From MCP to Dr. Licata on Neural Networks

In 1943, American neurophysiologist and cybernetician of the the University of Illinois, Chicago Warren McCulloch and psychologist Walter Pitts published a paper ‘A Logical Calculus of the Ideas Imminent in Nervous Activity’ describing the ‘McCulloch-Pits’ (MCP) neuron. It was the first mathematical model of a neural network.

They described brain functions in abstract terms, and showed that simple elements connected in a neural network can have immense computational power.

The paper received little attention. The ideas were applied by John von Neumann, Norbert Wiener and others.

MCP paper was the pioneer in the field of Artificial Intelligence (AI) and cognitive science. It is a core event in computer science and AI. The brain is considered a neural network and the mind is interpreted as a product of its functional properties.

Biological neuron takes an input signal (dendrite), processes it like CPU (soma), passes it through a cable like structure to other connected neurons (axon to synapse to other neuron’s dendrite). There is a lot more than this in the functioning of a biological neuron, but broadly what happens in our brain is that there is an input, there is processing, and there is an output. The sensory organs send the input to activate a neuron. The decision making is actually done by a couple of neurons.

Human brain consists of an interconnected network of 10 raised to 11 neurons (100 billion).
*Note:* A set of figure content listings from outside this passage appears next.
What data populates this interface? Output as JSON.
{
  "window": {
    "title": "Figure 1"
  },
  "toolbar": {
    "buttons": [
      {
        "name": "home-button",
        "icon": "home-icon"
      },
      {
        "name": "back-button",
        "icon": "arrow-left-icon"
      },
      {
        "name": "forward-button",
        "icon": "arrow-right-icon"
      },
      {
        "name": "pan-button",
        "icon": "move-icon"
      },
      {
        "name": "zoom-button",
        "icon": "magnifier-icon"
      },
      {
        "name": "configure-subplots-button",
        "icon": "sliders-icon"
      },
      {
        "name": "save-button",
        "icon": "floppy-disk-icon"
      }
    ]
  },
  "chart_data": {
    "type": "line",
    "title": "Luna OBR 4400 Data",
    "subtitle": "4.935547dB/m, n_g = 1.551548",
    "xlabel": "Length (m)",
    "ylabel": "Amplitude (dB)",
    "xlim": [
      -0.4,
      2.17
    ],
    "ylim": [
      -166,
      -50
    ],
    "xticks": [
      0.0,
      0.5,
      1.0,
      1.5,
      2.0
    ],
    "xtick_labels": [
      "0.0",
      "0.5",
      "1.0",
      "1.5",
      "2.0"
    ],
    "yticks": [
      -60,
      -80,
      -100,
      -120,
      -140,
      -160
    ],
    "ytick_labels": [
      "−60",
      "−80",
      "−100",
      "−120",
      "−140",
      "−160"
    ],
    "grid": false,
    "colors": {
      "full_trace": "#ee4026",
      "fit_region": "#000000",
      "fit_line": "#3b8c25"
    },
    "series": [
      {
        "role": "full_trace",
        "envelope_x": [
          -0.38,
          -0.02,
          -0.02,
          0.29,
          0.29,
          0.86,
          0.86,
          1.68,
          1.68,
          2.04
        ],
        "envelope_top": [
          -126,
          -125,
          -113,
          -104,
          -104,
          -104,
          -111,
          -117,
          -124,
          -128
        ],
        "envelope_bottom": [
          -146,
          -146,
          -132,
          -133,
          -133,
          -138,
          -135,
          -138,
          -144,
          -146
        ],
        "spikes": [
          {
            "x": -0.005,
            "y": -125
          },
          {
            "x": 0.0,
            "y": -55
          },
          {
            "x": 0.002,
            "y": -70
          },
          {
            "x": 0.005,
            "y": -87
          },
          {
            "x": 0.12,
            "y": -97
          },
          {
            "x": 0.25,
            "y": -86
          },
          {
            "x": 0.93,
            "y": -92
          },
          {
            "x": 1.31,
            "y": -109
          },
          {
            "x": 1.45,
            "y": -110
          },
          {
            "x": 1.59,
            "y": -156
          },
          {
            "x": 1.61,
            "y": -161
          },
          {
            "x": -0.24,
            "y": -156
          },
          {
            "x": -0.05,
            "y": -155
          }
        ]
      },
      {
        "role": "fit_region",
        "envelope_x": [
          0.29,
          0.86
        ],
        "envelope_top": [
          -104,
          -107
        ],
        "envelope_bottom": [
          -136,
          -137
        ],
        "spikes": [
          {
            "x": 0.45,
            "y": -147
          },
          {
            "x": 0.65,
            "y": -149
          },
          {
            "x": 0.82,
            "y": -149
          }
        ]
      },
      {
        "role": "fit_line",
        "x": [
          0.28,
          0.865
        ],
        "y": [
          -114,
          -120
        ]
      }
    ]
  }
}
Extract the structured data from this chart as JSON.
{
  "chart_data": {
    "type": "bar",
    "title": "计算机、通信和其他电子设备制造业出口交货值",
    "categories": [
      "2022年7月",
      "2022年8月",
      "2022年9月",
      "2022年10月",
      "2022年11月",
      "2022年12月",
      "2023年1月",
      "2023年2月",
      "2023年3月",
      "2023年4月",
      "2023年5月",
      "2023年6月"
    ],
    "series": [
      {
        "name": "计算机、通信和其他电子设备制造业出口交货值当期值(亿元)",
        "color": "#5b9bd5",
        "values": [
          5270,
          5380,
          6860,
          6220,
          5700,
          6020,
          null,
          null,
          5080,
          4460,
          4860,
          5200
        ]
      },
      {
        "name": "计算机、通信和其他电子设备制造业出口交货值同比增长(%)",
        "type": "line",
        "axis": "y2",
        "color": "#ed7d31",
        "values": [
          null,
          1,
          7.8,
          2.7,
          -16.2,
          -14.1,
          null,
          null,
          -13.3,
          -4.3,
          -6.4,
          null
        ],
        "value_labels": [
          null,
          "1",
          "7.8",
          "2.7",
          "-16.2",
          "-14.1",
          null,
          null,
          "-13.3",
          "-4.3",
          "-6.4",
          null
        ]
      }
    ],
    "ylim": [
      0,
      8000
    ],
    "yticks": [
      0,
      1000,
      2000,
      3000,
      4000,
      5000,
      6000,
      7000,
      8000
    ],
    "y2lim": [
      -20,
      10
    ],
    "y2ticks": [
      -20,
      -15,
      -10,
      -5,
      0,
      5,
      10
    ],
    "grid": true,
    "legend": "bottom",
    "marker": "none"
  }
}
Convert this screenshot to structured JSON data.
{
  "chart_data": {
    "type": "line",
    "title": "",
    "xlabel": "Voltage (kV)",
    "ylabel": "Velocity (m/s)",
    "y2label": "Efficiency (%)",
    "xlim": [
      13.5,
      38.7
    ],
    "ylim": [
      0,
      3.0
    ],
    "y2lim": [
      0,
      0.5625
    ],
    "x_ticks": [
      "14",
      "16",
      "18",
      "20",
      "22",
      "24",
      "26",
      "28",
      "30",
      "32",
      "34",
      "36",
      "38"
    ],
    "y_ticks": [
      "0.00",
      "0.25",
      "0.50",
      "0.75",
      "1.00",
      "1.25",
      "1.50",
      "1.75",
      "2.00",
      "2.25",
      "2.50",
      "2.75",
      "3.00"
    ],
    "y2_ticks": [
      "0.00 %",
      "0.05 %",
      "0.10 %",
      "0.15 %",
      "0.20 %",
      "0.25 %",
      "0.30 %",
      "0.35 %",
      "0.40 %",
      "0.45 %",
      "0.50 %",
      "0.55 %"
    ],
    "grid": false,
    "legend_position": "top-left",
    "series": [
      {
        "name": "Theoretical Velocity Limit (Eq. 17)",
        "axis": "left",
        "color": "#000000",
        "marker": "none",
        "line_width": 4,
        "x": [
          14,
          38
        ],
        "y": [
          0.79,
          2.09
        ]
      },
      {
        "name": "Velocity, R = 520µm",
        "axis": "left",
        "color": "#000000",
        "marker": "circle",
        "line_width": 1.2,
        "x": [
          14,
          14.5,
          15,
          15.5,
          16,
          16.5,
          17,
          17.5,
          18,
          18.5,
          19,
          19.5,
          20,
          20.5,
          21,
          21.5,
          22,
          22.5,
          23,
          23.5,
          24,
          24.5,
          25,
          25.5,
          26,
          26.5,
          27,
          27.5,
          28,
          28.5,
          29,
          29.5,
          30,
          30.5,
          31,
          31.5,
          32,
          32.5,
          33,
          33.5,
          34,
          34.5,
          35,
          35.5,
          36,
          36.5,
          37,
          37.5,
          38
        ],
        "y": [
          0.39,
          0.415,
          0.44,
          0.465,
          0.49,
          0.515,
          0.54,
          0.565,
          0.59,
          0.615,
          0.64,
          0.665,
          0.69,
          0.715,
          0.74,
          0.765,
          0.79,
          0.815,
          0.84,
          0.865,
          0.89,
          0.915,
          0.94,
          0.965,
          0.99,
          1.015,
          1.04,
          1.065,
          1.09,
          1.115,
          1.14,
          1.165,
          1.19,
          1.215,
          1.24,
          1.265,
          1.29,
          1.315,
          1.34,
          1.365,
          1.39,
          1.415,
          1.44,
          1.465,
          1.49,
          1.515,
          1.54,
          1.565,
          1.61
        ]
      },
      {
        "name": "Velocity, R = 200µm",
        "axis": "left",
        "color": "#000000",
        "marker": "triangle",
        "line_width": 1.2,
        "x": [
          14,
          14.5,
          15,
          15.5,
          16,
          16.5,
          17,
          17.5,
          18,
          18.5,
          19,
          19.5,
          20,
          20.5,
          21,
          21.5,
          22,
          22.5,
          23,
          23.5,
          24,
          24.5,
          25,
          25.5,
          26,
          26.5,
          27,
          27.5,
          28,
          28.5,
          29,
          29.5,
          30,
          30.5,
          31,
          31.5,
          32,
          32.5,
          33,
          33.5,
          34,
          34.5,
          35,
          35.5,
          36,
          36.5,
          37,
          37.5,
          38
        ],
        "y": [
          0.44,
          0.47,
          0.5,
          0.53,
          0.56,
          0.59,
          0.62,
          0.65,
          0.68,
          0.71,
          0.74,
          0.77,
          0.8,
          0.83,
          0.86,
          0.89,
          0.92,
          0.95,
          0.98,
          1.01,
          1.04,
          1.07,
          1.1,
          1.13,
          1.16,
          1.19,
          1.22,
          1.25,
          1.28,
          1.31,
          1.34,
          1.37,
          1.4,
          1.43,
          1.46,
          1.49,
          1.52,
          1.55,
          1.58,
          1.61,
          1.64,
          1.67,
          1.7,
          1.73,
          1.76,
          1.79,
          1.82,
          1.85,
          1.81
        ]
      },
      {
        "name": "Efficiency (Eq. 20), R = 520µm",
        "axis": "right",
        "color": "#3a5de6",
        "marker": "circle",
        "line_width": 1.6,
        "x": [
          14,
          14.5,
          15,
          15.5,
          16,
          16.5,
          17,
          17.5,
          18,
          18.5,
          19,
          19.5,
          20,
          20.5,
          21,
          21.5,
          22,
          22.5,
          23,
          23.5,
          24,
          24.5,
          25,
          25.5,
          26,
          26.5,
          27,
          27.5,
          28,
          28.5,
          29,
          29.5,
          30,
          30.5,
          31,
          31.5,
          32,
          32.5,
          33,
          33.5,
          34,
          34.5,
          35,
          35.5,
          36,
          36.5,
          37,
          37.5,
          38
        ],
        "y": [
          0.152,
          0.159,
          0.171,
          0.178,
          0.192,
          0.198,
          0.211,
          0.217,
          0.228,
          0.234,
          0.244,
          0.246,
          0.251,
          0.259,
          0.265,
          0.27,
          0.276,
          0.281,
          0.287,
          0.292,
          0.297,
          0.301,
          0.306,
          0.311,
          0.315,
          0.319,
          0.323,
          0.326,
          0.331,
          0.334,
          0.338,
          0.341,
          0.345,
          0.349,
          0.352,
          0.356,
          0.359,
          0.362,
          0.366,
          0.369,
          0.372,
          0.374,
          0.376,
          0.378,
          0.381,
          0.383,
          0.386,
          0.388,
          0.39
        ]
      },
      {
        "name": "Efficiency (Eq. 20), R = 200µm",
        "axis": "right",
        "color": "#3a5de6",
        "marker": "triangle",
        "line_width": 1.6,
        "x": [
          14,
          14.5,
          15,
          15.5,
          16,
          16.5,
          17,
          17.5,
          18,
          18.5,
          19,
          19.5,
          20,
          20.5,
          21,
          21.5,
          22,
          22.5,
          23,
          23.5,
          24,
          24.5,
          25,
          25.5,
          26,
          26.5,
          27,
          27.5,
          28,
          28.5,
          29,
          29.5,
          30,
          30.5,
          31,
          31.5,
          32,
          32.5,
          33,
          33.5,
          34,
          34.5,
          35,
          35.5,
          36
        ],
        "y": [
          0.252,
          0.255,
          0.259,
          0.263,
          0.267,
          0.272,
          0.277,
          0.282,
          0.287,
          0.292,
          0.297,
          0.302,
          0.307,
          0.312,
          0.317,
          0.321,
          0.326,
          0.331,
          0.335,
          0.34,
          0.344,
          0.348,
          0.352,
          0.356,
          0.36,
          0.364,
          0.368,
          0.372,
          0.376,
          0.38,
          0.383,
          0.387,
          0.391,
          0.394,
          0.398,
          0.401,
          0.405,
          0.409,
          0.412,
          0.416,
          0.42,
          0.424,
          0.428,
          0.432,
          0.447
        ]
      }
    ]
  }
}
The connections are complex.

The output of the processes is passed on to the next layers in a hierarchical manner. There is division of work. A neuron may perform a certain role to a certain stimulus. Each layer has its own role and responsibility. Some functions, e.g. face recognition, could involve many layers.

MCP designed a network consisting of nodes — a part that takes an input, and a part that makes a decision. The neuron learns Boolean functions — inputs are Boolean and the output is also boolean.

The MCP neuron is a binary neuron, which manifests either active or inactive states. Its activation is determined by the sum of inputs received by it. If the sum of the inputs is greater than a certain threshold, the neuron fires and remains active. If the sum of inputs is less than or equal to the threshold, the neuron remained inactive. The MCP neurons can represent any logical expression — logical function such as AND, OR and NOT could be implemented by the MCP neurons.

Brain simulation is problematic because of the complexity of its structure consisting of 100 billion neurons and 1000 trillion synaptic interconnections. Beside communication in the brain is not digital, it is electromechanical. There are inter-related timing and analogue components. Simulation of brain is beyond the technological reach today.

Neural networks roughly resemble the structure of the brain. The architecture is arranged into layers, and each layer has processing units called nodes. These are in turn connected to other nodes in the layers either above or below. The data fed into the lowest layer is passed on to the next layers. Artificial neural networks are fed with huge amount of data. These are designed to function like biological neural networks. However, brain’s functioning is much more complex.

Real neurons do not compute the output by summing up the weighted inputs. Real neurons do not remain on until the inputs alter. The output might encode information using pulse arrangements.

Dr. Licata published a paper in Journal of Computer Science and Biology. The paper questions whether artificial neural networks are good models for human minds.

According to Dr. Licata, they are not good models for human mind. However, it does not make them useless since they do computation in parallel.

Modern science has yet to distinguish between human mind and brain. Research is needed for the concept of consciousness. It is necessary to understand how thought emanates. Artificial feedback is unstable. Neurons in the brain which do thinking and planning have tree-like structures. It is not clear how the brain solves the credit assignment problem.

It is necessary to integrate research in neuroscience and AI, since the paper of MCP in 1943, there is very little integration of neuroscience and AI.